Days later, and things moved slowly around the firehouse. It was weird, it was different. The plaque had been put up on the wall, the wall of all their fallen comrades. Their fallen heroes. The name glared at them. They didn't want to see it there. Her name didn't belong there. And yet there it was, plain as day. Plain as the day the world shook and fell out from under them. Now their lieutenant was in the burn unit over at Mercy, and the name was on the wall. Jimmy wandered over to the wall quietly. And looked. The name was written in black, against the gold it seemed to laugh at him. Laugh that his friend had been taken away too soon. He wanted to take it off. Take it off, throw it across the room, then out the window. And run over it with the engine a few times. Then a few more for good measure. But she would still be gone, and the name continued to stare back at him...the name...Alex Taylor.

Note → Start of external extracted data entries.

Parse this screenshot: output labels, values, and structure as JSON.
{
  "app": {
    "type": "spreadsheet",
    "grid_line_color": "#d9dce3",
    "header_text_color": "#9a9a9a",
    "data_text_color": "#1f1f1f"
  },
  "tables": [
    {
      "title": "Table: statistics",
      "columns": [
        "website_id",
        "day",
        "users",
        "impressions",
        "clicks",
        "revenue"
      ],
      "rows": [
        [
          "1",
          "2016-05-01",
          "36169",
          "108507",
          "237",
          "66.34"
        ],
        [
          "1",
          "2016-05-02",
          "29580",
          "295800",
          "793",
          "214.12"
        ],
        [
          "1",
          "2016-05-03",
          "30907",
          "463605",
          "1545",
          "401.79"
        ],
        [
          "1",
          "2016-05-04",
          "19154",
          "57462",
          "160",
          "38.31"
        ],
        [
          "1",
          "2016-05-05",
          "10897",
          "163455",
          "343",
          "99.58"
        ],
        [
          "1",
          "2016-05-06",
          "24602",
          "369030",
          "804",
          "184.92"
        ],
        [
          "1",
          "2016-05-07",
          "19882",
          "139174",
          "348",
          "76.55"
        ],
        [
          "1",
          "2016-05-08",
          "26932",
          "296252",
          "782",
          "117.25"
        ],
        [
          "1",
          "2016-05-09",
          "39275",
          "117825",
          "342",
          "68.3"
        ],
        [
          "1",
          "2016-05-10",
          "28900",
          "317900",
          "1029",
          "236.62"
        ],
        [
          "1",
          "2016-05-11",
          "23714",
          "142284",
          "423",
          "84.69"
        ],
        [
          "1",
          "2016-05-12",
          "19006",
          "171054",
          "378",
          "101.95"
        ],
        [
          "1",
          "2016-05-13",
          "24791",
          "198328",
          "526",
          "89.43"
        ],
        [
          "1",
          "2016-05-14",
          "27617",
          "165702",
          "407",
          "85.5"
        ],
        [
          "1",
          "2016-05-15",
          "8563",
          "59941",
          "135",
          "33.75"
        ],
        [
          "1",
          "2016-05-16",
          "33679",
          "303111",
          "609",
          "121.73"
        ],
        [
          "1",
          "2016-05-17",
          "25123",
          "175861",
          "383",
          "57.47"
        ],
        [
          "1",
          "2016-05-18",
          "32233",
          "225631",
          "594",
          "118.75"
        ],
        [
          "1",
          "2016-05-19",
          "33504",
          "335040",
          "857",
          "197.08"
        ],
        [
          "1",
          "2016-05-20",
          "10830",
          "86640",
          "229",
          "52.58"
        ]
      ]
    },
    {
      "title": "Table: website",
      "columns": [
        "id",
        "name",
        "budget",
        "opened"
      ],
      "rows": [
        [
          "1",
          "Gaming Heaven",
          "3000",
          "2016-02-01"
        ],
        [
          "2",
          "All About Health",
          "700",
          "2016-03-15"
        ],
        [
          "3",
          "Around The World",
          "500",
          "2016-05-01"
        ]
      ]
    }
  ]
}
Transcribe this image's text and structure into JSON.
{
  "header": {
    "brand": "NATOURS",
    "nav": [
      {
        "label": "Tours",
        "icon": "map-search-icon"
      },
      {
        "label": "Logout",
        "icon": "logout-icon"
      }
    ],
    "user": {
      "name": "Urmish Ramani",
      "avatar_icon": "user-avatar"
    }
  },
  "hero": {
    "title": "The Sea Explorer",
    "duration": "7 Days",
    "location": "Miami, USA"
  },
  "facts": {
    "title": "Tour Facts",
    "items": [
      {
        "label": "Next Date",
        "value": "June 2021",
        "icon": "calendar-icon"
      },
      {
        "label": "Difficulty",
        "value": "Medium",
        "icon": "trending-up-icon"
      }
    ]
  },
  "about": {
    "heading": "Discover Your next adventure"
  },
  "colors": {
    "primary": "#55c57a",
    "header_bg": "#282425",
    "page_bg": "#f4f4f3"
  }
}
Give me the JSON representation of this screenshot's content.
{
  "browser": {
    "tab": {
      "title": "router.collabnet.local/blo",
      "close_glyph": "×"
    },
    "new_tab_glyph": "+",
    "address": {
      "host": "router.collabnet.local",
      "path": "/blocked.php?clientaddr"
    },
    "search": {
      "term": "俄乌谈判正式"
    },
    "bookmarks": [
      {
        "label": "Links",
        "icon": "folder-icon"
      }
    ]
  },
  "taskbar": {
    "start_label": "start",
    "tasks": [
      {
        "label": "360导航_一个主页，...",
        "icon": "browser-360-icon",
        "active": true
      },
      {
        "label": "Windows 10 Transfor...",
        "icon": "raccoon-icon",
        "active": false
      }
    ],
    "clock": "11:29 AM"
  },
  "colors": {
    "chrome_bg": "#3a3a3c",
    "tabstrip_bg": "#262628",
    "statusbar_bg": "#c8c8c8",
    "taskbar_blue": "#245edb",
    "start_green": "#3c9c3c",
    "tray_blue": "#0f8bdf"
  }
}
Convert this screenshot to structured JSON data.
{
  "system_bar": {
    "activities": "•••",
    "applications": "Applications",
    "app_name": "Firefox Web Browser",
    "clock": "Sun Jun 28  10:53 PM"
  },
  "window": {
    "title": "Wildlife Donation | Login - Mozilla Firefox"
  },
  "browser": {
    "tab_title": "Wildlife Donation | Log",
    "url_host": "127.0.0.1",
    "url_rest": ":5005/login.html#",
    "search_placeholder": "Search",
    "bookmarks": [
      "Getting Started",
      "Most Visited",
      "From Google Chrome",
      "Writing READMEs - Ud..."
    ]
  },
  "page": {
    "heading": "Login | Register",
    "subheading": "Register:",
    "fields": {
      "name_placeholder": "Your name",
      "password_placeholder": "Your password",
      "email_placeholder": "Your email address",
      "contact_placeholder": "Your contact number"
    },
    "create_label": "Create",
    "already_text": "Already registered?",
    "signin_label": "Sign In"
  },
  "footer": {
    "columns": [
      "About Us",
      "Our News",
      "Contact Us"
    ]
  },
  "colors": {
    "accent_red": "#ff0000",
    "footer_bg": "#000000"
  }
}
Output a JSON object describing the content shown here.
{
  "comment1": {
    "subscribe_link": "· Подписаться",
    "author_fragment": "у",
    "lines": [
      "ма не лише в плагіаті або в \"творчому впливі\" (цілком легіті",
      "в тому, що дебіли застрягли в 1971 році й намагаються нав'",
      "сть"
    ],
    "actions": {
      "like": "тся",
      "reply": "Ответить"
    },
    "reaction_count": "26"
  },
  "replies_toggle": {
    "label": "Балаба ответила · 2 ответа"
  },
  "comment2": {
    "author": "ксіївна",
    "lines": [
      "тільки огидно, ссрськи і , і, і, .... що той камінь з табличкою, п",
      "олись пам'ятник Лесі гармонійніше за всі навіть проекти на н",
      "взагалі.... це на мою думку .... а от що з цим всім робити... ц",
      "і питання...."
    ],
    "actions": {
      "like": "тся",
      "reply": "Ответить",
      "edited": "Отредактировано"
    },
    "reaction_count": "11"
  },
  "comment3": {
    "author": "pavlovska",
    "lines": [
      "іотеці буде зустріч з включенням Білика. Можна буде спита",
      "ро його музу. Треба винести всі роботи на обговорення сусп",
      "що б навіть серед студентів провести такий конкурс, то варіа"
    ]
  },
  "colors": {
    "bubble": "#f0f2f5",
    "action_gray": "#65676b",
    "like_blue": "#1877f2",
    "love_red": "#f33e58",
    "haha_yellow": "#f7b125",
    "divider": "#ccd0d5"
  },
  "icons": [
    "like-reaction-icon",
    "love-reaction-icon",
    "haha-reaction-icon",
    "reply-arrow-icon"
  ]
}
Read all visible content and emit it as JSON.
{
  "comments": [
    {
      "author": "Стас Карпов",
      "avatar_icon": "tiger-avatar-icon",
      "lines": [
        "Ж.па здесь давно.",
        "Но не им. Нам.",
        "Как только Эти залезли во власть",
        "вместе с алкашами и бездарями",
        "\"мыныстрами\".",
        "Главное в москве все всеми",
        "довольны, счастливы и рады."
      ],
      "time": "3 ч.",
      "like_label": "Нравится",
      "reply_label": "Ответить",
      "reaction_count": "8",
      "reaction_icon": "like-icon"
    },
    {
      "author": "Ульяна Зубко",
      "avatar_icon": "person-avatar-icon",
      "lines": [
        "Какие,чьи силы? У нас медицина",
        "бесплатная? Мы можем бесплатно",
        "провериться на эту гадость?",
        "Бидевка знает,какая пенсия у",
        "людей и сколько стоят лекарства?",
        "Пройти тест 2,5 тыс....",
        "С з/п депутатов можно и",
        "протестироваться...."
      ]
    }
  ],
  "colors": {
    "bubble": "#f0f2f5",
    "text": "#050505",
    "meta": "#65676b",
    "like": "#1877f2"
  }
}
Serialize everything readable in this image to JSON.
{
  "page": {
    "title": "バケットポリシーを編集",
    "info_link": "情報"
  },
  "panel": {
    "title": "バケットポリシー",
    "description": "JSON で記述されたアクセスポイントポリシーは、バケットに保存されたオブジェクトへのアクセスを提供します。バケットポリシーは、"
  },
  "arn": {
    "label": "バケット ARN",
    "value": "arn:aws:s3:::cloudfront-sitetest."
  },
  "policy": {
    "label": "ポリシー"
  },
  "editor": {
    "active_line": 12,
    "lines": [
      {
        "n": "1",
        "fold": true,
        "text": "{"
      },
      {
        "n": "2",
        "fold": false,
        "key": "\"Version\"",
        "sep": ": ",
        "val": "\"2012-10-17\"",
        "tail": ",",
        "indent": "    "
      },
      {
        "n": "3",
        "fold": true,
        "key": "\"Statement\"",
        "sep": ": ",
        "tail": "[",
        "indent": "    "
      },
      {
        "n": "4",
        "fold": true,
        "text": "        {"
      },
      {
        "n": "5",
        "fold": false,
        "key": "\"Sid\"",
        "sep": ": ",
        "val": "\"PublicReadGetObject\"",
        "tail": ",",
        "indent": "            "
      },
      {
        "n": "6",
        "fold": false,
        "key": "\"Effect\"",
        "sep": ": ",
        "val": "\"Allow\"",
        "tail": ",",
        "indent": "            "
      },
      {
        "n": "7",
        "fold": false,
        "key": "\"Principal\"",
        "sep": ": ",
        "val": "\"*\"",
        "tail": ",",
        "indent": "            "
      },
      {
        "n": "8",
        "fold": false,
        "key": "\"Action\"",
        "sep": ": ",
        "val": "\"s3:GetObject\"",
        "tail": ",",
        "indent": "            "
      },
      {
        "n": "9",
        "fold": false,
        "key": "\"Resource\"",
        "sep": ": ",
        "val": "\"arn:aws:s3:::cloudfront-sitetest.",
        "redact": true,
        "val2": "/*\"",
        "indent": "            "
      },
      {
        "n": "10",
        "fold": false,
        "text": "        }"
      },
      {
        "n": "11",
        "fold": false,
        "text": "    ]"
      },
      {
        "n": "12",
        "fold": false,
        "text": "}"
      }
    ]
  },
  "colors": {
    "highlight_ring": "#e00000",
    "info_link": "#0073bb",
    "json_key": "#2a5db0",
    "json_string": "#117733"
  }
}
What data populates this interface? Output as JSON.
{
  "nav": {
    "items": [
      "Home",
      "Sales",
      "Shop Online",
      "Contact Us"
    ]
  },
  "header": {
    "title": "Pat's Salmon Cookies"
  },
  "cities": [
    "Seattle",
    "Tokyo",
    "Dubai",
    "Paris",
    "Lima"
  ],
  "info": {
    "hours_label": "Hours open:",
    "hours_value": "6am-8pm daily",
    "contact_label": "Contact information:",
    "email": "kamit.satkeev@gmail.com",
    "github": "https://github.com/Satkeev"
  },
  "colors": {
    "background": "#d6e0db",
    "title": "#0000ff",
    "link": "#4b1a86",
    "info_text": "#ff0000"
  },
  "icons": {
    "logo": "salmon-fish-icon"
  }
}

Liz had avoided Ty for a few days. But when he called one day in tears, she responded. His friend had been killed in the line of duty the day before. He had been fine the day before, he had thought. But the shock wore off when he awoke, and he broke down. He cried like a baby, like he hadn't before. Not even when his father died had he cried so hard, and that just made him feel guilty. So he called her, and he was at her apartment. They sat on her couch. Ty had slumped down, his head resting on her shoulder. Her arms were lazily draped around his shoulders, her cheek leant against the top of his head. Here they sat as he quietly talked about Alex. The pain that came with losing her so fast. The mistakes he had made with her. And Liz listened. She reassured him that he had done no wrong. That he couldn't stop it, he couldn't save her. That she wasn't mad at him. Then he asked the question she didn't want to hear. "You believe in Heaven, right? She's there?" Liz sighed and stood up. "I don't know, I just don't know Ty." "Well, there has to be. I mean, I've always believed, I've always thought that's where my dad is. I don't know, this makes me think about it more," Ty said. "I don't know Ty," Liz said again. "You don't believe?" Ty asked. "Think of it this way, Ty. I was brought up in a world far from Heaven. So how could there be a God if he allows this?" Ty was silent.